Gain on Sale of Loans. Gain on sale of loans increased from $143,000 for the
quarter ended June 30, 1998 to $1.6 million for the same period of 1999. The
Leader recognized gains on sale of loans of $1.4 million for the second quarter
of 1999, while First Federal recognized $235,000 in the same period.
Gain on Sale of Loan Servicing. The gain on sale of loan servicing for the
quarter ended June 30, 1999 was the result of a $479,000 gain realized on the
sale of non-core servicing rights. The servicing rights sold had a weighted
average coupon of 9.36% and an average delinquency of 13.64%. There were no
sales of loan servicing in the previous year. The Company does not anticipate
that it will be selling servicing in this manner on a regular basis.
Other Non-Interest Income. Other non-interest income, including dividends on
Federal Home Loan Bank stock, gains on sale of securities, insurance commission
income, and other miscellaneous charges, increased to $777,000 for the quarter
ended June 30, 1999 from $121,000 for the same period in 1998. The acquisition
of the Insurance Center accounted for $219,000 of the increase over the second
quarter of 1998.
<PAGE>
Item 2. Management's Discussion and Analysis of Financial Condition and
Results of Operations -Continued
- --------------------------------------------------------------------------------
Non-Interest Expense. Total non-interest expense increased $7.8 million from
$3.8 million for the quarter ended June 30, 1998 to $11.6 million for the same
period in 1999. The acquisition of The Leader resulted in $7.3 million of this
increase.
Compensation and Benefits. Compensation and benefits increased $2.7 million from
$2.0 million for the quarter ended June 30, 1998 to $4.7 million for the same
period in 1999. The addition of The Leader was responsible of $2.4 million of
this increase. Increases in overall staffing related to the Findlay commercial
loan production office and the Findlay branch (which opened August 1998 and
February 1999, respectively) and the acquisition of the Insurance Center
resulted in an additional $329,000 increase in the Company's compensation
expense.
Occupancy. Occupancy expense increased to $1.0 million for the three-month
period ended June 30, 1999 from $430,000 for the three months ended June 30,
1998. The Leader accounted for $412,000 of this increase. The remainder of the
increase was due to increased depreciation brought about by the addition of one
new branch, the cost of both the Findlay loan office and the Findlay branch
which opened in February of 1999 and continued upgrades to all of the Company's
computer hardware and software to improve services provided as well as to assure
Year 2000 compliance.
Amortization of Mortgage Servicing Rights. Amortization of mortgage servicing
rights (MSRs) increased to $3.1 million for the quarter ended June 30, 1999 from
$24,000 for the same period in 1998. The Leader accounted for $3.0 million of
this increase.
Amortization of Goodwill and Other Acquisition Related Costs. As a result of the
purchases of The Leader and the Insurance Center, $576,000 in amortization of
goodwill and other acquisition related costs was recognized in the second
quarter of 1999.
Other Non-Interest Expenses. Other non-interest expenses (including state
franchise tax, data processing, deposit premiums, and loan servicing) increased
to $2.2 million for the quarter ended June 30, 1999 from $1.3 million for the
same period in 1998. $897,000 of the increase was the result of The Leader's
normal operating activities for the second quarter of 1999. The remaining
increase was primarily due to increased data processing costs resulting from the
implementation of several new applications and increased state franchise taxes
at the holding company level.
First Defiance has computed federal income tax expense in accordance with FASB
Statement No. 109 which resulted in an effective tax rate of 34.4% for the
quarter ended June 30, 1999 compared to 33.3% for the same period in 1998.

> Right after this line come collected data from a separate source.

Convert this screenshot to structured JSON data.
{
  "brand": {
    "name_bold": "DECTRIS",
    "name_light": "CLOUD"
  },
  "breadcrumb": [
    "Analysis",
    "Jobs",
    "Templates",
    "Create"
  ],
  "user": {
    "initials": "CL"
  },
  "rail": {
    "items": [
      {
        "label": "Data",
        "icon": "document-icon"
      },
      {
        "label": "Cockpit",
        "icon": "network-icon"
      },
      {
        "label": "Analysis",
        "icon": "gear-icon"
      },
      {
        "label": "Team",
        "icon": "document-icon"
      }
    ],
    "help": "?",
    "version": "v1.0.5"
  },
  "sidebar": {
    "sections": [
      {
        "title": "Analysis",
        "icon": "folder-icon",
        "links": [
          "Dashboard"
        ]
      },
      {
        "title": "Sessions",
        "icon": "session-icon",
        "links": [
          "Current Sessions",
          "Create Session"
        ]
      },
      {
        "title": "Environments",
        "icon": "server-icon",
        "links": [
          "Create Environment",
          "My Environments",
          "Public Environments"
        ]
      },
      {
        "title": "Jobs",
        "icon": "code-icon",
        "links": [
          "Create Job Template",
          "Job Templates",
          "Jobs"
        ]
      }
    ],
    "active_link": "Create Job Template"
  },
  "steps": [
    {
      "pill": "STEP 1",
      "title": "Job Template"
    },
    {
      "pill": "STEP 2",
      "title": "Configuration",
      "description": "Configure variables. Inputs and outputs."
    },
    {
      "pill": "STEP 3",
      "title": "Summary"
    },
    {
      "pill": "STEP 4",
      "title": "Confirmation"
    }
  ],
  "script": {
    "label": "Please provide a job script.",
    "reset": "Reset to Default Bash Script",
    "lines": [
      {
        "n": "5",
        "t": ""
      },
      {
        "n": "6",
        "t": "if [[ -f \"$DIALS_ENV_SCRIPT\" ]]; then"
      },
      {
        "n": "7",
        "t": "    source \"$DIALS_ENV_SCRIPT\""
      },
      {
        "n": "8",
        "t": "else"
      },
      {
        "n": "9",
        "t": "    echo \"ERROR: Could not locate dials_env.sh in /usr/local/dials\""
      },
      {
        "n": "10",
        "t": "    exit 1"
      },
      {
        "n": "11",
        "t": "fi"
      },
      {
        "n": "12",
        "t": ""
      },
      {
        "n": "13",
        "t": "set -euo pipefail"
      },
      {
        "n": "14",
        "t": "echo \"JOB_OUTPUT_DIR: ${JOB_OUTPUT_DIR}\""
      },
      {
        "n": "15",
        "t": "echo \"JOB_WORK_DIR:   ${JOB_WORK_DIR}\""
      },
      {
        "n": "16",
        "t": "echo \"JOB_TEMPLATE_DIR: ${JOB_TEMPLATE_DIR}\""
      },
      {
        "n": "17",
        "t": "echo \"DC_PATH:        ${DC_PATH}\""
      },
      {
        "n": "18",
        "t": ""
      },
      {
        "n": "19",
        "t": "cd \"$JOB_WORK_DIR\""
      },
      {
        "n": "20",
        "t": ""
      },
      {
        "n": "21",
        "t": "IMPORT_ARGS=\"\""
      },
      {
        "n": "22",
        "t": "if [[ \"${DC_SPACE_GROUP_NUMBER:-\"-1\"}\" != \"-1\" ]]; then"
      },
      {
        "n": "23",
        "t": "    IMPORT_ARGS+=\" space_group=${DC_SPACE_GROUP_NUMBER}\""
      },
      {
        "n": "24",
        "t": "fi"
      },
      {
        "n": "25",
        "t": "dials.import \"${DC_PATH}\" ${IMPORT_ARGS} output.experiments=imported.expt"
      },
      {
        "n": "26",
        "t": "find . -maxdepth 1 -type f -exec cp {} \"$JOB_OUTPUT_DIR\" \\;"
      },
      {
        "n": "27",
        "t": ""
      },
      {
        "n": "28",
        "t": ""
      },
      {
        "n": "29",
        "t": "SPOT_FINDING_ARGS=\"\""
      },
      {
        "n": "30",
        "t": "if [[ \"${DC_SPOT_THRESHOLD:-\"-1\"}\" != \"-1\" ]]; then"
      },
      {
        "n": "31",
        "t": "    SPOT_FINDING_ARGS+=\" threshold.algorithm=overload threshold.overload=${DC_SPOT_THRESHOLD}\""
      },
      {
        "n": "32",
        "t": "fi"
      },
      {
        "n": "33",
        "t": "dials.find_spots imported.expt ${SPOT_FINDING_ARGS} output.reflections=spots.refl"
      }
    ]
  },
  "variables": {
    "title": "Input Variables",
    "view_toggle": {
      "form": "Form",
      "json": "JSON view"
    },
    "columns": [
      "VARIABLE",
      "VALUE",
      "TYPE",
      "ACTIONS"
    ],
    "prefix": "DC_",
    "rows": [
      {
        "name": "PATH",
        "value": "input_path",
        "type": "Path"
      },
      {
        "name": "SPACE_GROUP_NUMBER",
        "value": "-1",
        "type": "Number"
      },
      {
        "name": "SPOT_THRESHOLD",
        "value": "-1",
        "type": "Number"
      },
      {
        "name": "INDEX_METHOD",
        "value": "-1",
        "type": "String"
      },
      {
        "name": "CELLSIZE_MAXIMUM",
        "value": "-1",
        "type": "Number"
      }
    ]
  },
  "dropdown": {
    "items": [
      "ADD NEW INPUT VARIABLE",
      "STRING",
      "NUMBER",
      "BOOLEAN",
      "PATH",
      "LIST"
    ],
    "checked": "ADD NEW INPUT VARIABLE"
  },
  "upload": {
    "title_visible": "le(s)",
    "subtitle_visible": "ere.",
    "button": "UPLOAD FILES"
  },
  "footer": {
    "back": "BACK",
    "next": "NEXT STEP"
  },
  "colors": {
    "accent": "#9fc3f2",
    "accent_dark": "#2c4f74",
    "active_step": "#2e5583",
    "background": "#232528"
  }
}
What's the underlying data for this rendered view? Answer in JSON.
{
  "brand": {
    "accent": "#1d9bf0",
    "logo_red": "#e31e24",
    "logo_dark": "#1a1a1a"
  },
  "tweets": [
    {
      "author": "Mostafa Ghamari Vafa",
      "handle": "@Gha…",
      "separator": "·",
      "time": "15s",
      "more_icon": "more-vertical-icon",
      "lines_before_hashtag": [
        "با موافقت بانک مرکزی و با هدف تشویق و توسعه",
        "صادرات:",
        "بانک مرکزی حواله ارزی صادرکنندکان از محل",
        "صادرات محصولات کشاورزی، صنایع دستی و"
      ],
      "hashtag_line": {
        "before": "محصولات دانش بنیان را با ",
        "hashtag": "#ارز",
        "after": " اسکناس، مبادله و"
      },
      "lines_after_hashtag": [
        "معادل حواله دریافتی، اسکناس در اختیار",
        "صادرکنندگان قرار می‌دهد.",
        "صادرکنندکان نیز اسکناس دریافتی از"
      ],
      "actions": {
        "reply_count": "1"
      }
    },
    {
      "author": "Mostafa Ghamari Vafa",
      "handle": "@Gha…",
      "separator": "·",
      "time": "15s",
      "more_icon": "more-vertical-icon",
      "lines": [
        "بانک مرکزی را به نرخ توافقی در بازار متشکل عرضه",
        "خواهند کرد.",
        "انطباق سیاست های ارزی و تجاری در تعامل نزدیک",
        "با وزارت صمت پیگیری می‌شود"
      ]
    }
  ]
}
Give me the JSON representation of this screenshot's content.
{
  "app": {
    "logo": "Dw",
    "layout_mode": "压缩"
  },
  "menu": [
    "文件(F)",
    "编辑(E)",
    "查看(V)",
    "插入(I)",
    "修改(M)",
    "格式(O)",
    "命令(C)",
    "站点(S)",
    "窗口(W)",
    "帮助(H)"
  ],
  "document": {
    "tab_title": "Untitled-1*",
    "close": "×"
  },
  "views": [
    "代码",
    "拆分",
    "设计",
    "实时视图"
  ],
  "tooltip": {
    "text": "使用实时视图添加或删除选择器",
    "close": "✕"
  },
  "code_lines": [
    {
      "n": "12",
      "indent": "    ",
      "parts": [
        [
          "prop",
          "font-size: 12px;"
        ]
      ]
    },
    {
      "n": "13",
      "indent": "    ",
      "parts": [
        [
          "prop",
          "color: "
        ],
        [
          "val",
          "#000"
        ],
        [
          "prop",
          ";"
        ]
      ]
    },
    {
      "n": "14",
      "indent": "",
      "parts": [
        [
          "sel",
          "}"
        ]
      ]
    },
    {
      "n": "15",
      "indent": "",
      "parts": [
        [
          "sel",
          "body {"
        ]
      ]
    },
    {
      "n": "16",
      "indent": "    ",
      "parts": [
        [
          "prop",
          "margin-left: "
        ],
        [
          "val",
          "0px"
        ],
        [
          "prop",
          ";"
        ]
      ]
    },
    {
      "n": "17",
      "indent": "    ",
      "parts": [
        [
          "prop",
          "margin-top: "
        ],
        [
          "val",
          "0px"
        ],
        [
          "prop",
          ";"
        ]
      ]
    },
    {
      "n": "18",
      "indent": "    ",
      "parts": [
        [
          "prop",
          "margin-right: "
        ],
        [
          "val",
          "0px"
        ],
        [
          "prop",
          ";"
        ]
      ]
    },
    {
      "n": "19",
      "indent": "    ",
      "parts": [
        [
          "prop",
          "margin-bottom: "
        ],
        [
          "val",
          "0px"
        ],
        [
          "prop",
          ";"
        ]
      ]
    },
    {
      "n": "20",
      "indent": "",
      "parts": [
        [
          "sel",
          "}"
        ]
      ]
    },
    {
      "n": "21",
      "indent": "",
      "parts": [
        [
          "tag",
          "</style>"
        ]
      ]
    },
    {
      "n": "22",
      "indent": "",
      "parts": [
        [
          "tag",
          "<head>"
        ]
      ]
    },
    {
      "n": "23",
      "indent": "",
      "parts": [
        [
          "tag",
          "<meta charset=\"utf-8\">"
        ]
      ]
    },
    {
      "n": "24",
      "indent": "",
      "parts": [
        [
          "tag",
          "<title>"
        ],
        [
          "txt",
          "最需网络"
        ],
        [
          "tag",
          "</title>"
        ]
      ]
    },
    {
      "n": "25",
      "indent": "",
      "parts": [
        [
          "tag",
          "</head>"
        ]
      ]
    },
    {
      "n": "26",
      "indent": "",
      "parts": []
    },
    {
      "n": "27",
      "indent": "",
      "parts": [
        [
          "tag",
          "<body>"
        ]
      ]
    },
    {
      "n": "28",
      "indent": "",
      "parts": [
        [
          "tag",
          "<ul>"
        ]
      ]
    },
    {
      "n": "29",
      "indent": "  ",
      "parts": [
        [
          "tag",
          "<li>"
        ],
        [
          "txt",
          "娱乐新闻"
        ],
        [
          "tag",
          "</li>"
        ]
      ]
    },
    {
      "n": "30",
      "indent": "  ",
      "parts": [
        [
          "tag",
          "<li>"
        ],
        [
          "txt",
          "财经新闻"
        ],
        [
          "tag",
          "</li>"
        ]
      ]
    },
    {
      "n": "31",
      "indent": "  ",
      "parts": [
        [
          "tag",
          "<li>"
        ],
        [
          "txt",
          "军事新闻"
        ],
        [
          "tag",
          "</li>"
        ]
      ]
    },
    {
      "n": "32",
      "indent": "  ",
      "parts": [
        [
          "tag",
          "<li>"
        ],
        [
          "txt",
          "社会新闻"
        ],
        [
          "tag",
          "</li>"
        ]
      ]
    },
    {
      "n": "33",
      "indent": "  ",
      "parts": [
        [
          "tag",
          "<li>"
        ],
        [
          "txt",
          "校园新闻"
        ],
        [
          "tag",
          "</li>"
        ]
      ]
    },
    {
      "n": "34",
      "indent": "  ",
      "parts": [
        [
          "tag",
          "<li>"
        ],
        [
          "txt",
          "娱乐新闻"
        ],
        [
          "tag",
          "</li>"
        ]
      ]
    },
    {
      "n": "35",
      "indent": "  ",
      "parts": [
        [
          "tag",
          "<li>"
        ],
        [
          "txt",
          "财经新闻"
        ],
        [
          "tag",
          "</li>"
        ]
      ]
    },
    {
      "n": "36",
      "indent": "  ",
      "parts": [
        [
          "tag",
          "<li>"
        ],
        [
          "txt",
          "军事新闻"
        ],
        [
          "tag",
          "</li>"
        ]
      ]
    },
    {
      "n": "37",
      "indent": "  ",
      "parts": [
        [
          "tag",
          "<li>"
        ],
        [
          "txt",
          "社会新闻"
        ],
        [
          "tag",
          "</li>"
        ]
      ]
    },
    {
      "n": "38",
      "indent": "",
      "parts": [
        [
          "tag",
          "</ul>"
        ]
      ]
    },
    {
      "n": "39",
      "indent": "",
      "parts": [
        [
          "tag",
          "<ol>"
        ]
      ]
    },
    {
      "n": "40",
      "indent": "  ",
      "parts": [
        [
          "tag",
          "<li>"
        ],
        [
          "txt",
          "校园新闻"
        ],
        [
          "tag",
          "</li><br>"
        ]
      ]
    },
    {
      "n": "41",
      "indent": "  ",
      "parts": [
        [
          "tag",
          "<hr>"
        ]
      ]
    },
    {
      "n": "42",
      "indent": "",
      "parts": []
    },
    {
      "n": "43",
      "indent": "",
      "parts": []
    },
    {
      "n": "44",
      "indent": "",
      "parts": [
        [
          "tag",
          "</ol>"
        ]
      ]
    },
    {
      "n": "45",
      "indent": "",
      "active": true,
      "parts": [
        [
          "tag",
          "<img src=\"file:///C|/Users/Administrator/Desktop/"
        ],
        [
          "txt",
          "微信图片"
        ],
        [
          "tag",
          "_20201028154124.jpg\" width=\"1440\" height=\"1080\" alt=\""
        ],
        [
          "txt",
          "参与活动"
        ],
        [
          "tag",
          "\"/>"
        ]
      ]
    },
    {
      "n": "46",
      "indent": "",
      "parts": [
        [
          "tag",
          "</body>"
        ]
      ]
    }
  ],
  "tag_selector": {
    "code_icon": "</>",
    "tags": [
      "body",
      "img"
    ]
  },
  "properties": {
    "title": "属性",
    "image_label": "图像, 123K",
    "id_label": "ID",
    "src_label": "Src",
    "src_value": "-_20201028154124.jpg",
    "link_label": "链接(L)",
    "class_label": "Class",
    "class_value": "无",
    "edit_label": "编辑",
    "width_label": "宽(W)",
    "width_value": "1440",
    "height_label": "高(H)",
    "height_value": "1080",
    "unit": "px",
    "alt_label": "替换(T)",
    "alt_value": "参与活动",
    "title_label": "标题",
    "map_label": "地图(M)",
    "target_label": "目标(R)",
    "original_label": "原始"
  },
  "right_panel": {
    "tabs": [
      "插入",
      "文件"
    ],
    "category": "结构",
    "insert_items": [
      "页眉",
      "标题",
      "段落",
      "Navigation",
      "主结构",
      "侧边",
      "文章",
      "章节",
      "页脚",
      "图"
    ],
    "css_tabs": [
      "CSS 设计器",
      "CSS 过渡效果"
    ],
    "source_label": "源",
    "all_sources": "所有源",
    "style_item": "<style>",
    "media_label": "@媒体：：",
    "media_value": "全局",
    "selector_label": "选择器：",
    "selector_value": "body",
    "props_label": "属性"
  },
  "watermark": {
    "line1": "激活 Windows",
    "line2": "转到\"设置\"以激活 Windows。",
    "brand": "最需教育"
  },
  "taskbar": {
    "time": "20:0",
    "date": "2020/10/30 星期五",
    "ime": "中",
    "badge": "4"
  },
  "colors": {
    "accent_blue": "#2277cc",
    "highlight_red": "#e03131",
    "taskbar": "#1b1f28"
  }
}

As a result of the above factors, net income for the quarter ended June 30, 1999
was $2,371,000 compared to $1,545,000 for the comparable period in 1998. On a
per share basis, basic and diluted earnings per share for the three months ended
June 30, 1999 was $.37 and $.35 respectively compared to $.21 and $.20,
respectively, for the same period in 1998. As stated above, the results for the
quarter were favorably impacted by the $479,000 gain realized on the sale of
<PAGE>
Item 2. Management's Discussion and Analysis of Financial Condition and
Results of Operations -Continued
- --------------------------------------------------------------------------------
certain non-core mortgage servicing rights. The after tax gain resulting from
the sale of the servicing was $316,000 or $.05 per basic and diluted share. The
increase in earnings per share is attributable to the increased net income along
with a decrease in the average shares outstanding as a result of a five percent
stock buy back and a fifteen percent stock buy back completed since the
beginning of 1998. Average shares outstanding for the basic and diluted
calculations were 6,489,000 and 6,670,000, respectively, for the quarter ended
June 30, 1999 compared to 7,464,000 and 7,814,000, respectively, for the quarter
ended June 30, 1998. First Defiance's board of directors approved an additional
five percent stock buy back beginning April 26, 1999 under which First Defiance
will acquire an additional 358,000 shares of its stock. As of June 30, 1999,
51,618 shares have been purchased under this program.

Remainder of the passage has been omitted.